Jadę sobie wczoraj z rodziną trasą S8 w stronę Konotopy przepisowo 120km/h prawym pasem (są trzy). Dojeżdżam do węzła Wa-wa Zachód (dawniej Mory). Z prawej strony na rozbiegówce włącza się w ciąg ekspresowy srebrny Focus. Gościu wjeżdża ze ślimaka więc prędkość nie większa niż 70-80km/h. Rozbiegówka oddzielona od trasy głównej linią ciągłą. Tak się zdarzyło, że jak skończyła się ta linia ciągła to zrównałem się z nim (od jakiś 10-20m była już przerywana), a różnica w prędkości na moją korzyść jakieś +40km/h więc przejeżdżam koło niego. I co? Gościu mi świeci długimi, bo go nie wpuściłem :!: To nic, że rozbiegówka miała jeszcze ze 150-200m, żeby spokojnie mógł nabrać prędkości. Za mną (jakieś 200m) jechał jakiś starszy Merc (chyba W124), który został zmuszony do hamowania, bo na środkowym poruszało się akurat jakieś inne auto. Normalnie załamka. Jadąc dalej widzę jednak w lusterku, że znajomość zasad podróżowania po trasach szybkiego ruchu jest obca panu z Forda, bowiem zajmuje on klasycznie środkowy pas, a jakże :twisted: Jechał nim aż do węzła Pruszków (z przerwą na zwężeniach przy węźle Konotopa). Czy potem zajął lewy to nie wiem, bo na tym węźle akurat zjeżdżałem (dalej już tylko dwupasmówka) :szeroki_usmiech
dato, ziomek zakończył manewr bezkolizyjnie bo mu pomogłem ze wszystkich sił w nodze na hamulcu.nie utrudniałem mu manewru.a fuckował bo zatrąbiłem na niego
odnośnie typowo kobiecych "zagrywek" nie wiem czy to jakaś norma ale ostatnimi czasy miałem 2 przypadki kiedy wyprzedzały w kiepsko dobranych do tego miejscach i szły ze mną na czołówkę i bez mocnego hamowania byłby dzwon. jedna chciała pokonać autobus za blisko łuku zza którego wyjechałem, druga pod wzniesienie, krótki odcinek prostej drogi i jeszcze osuwisko więc asfalt zwichrowany, cóż... jakbym jechał wolniej zdążyłyby wyprzedzić bez problemu :diabelski_usmiech
OctII, ale tego "jechał wolniej" nie traktujmy jako aksjomat.

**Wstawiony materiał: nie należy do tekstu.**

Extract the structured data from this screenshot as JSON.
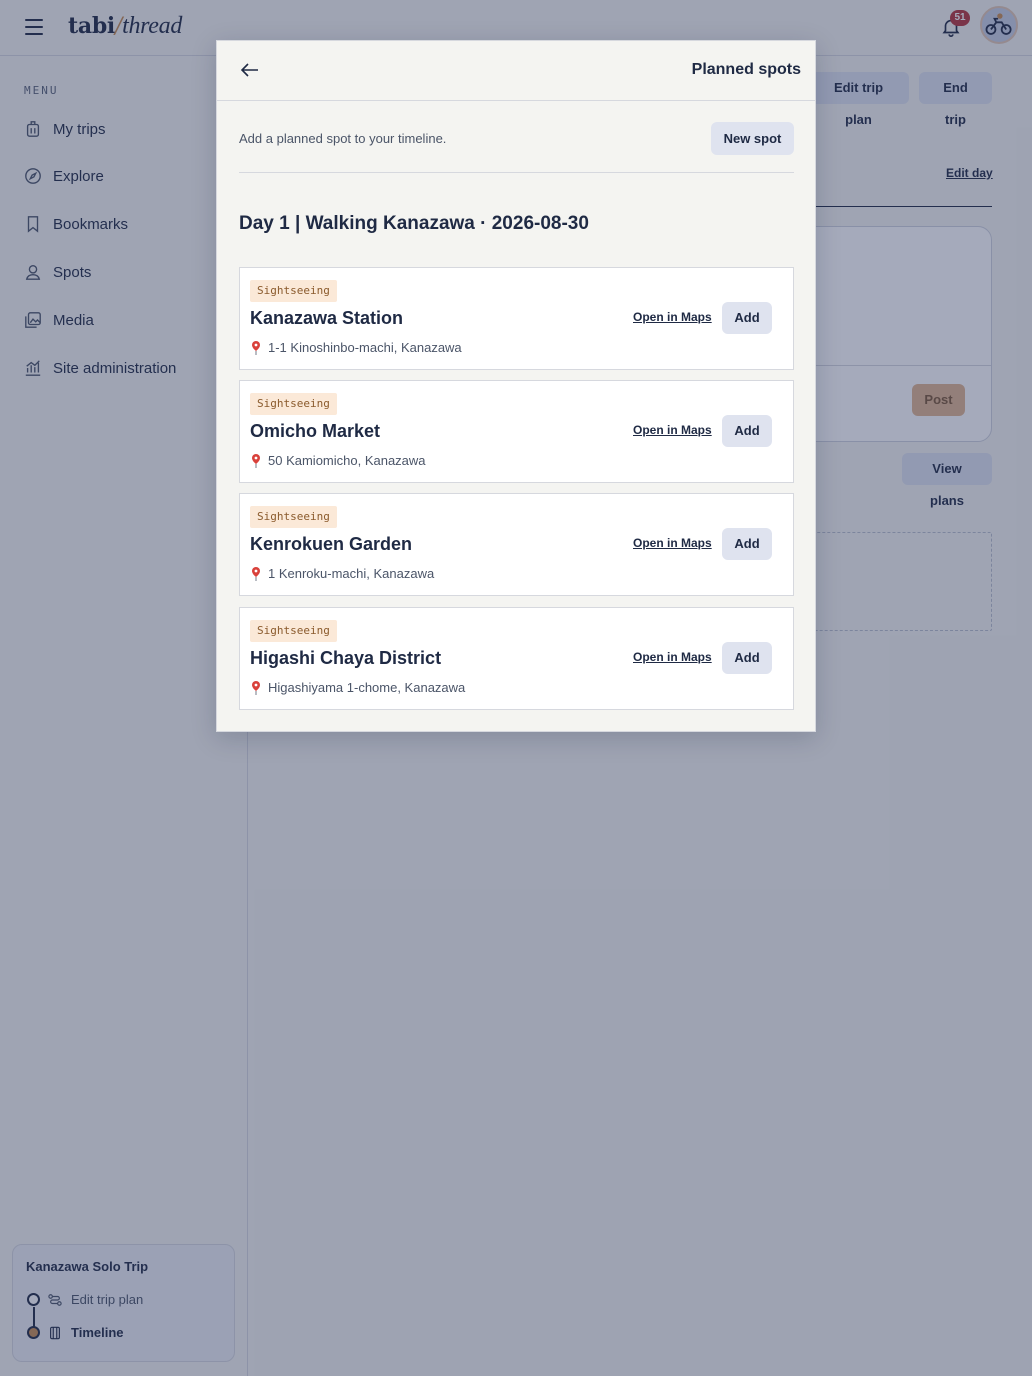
{
  "app": {
    "logo_bold": "tabi",
    "logo_slash": "/",
    "logo_italic": "thread",
    "notification_count": "51"
  },
  "sidebar": {
    "menu_label": "MENU",
    "items": [
      {
        "label": "My trips",
        "icon": "luggage-icon"
      },
      {
        "label": "Explore",
        "icon": "compass-icon"
      },
      {
        "label": "Bookmarks",
        "icon": "bookmark-icon"
      },
      {
        "label": "Spots",
        "icon": "user-pin-icon"
      },
      {
        "label": "Media",
        "icon": "image-icon"
      },
      {
        "label": "Site administration",
        "icon": "chart-icon"
      }
    ],
    "trip": {
      "title": "Kanazawa Solo Trip",
      "steps": [
        {
          "label": "Edit trip plan",
          "active": false
        },
        {
          "label": "Timeline",
          "active": true
        }
      ]
    }
  },
  "main": {
    "edit_trip_plan": "Edit trip plan",
    "end_trip": "End trip",
    "edit_day": "Edit day",
    "post": "Post",
    "view_plans": "View plans"
  },
  "modal": {
    "title": "Planned spots",
    "hint": "Add a planned spot to your timeline.",
    "new_spot": "New spot",
    "day_title": "Day 1 | Walking Kanazawa · 2026-08-30",
    "open_in_maps": "Open in Maps",
    "add": "Add",
    "spots": [
      {
        "tag": "Sightseeing",
        "name": "Kanazawa Station",
        "address": "1-1 Kinoshinbo-machi, Kanazawa"
      },
      {
        "tag": "Sightseeing",
        "name": "Omicho Market",
        "address": "50 Kamiomicho, Kanazawa"
      },
      {
        "tag": "Sightseeing",
        "name": "Kenrokuen Garden",
        "address": "1 Kenroku-machi, Kanazawa"
      },
      {
        "tag": "Sightseeing",
        "name": "Higashi Chaya District",
        "address": "Higashiyama 1-chome, Kanazawa"
      }
    ]
  },
  "colors": {
    "ink": "#1f2a44",
    "accent": "#c98d52",
    "tag_bg": "#fbe9d8",
    "overlay": "#28345c"
  }
}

Niezależnie od twierdzeń drogówki to wyprzedzający ma myśleć i przewidywać...
Zamieszczone przez słoń
dato, ziomek zakończył manewr bezkolizyjnie bo mu pomogłem ze wszystkich sił w nodze na hamulcu.nie utrudniałem mu manewru.a fuckował bo zatrąbiłem na niego
No i fajno, to chciałem usłyszeć
Palantów nie brakuje, trzeba jakoś "kołoegzystować"...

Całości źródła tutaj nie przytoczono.